Consulenti, ecco qual è il vostro poker vincente

Alla vigilia della decima edizione di ConsulenTia prevista a Roma a metà di marzo di quest’anno, il “Rapporto 2022 sulle scelte d’investimento delle famiglie italiane” della Consob presentato a fine dello scorso gennaio offre un quadro di molte luci e di qualche ombra per l’industria della consulenza. A fronte di una percezione degli oneri della consulenza poco diffusa, gli investitori prestano scarsa attenzione ai costi sia al momento della scelta del consulente (quando rilevano solo per il 4% degli intervistati del Rapporto assistiti da un professionista), sia ai fini della valutazione della prestazione ottenuta (quando rilevano in media solo per l’8%). I principali drivers dell’affidamento a uno specifico consulente sono la chiarezza (17% dei casi), l’attenzione alle esigenze del cliente (16%), l’affidabilità (15%). Questi fattori sono anche tra i primi elementi di soddisfazione nell’ambito della relazione con il professionista, subito dopo le competenze/le certificazioni (indicate in media dal 36% del sotto-campione e che nella fase della scelta sono citate solo nell’11% dei casi). Competenze, chiarezza, affidabilità e attenzione ai bisogni del cliente sono tanto più apprezzate quanto più la relazione investitore-consulente si consolida nel tempo.
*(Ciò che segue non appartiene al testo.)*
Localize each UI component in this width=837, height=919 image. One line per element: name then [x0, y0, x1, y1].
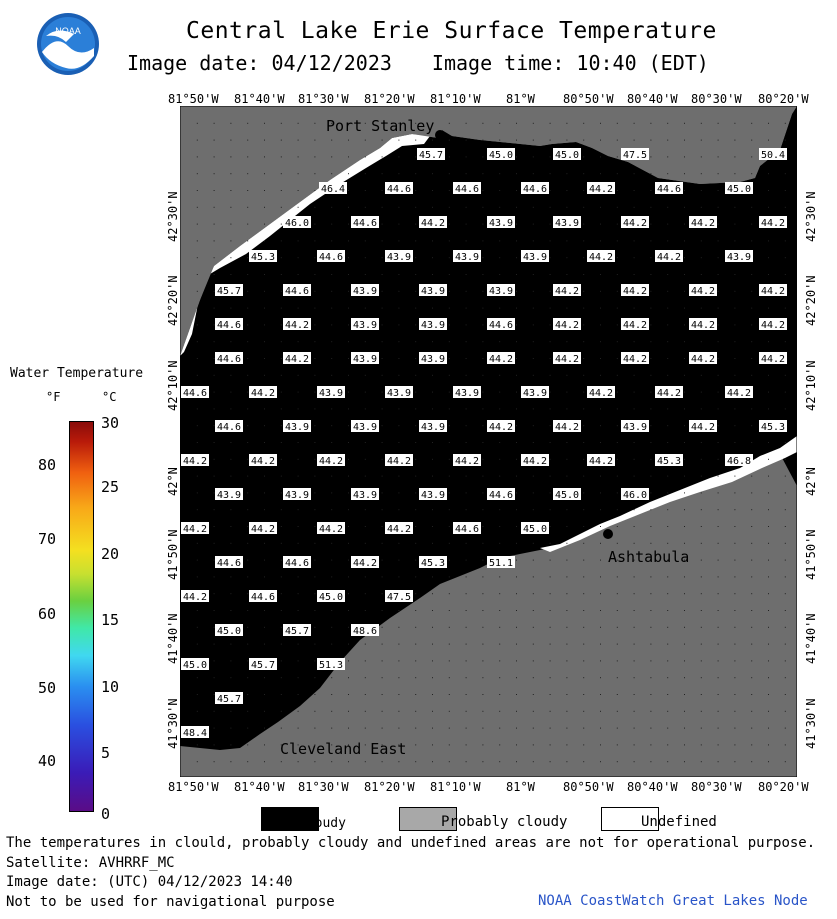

A quest’ultimo proposito, il 63% degli investitori dichiara di affidarsi allo stesso consulente da almeno 6 anni (più di 10 nel 45% dei casi). Tuttavia nel nostro Paese la domanda di consulenza finanziaria si conferma contenuta, poiché dichiara di ricorrervi solo il 26% degli investitori (-2 punti percentuali rispetto al 2021 ma +9 punti percentuali rispetto al 2019). La scelta di non avvalersi della consulenza è motivata soprattutto dalla percezione che il servizio non sia necessario, a fronte dell’investimento di piccole somme (29%) o in strumenti finanziari semplici (23%), ovvero sia troppo costoso (26%). Anche l’investimento in autonomia riscuote una preferenza circoscritta, essendo segnalato da poco meno di un quarto degli intervistati (31% nel 2021 e 40% nel 2019). In linea con le rilevazioni precedenti, rimane più diffuso l’affidamento a parenti, amici e colleghi (cosiddetta consulenza informale), come indicato dal 45% del campione (dato in crescita rispetto all’anno precedente ancorché stabile rispetto al 2019). Infine gli investitori che si avvalgono dei consigli di un professionista non sempre mostrano piena consapevolezza delle caratteristiche del servizio. Solo il 39% degli intervistati sa che la sua prestazione è riservata ai soggetti iscritti all’Albo unico dei consulenti finanziari. Solo il 15% identifica nella modalità di retribuzione una delle caratteristiche tipiche della consulenza indipendente. Gli individui assistiti da un professionista detengono un portafoglio più diversificato rispetto alla parte restante del campione, per il quale le attività più diffuse rimangono i certificati di deposito e i buoni fruttiferi postali (50% delle famiglie), seguiti da fondi comuni (29%) e titoli di Stato italiani (18%).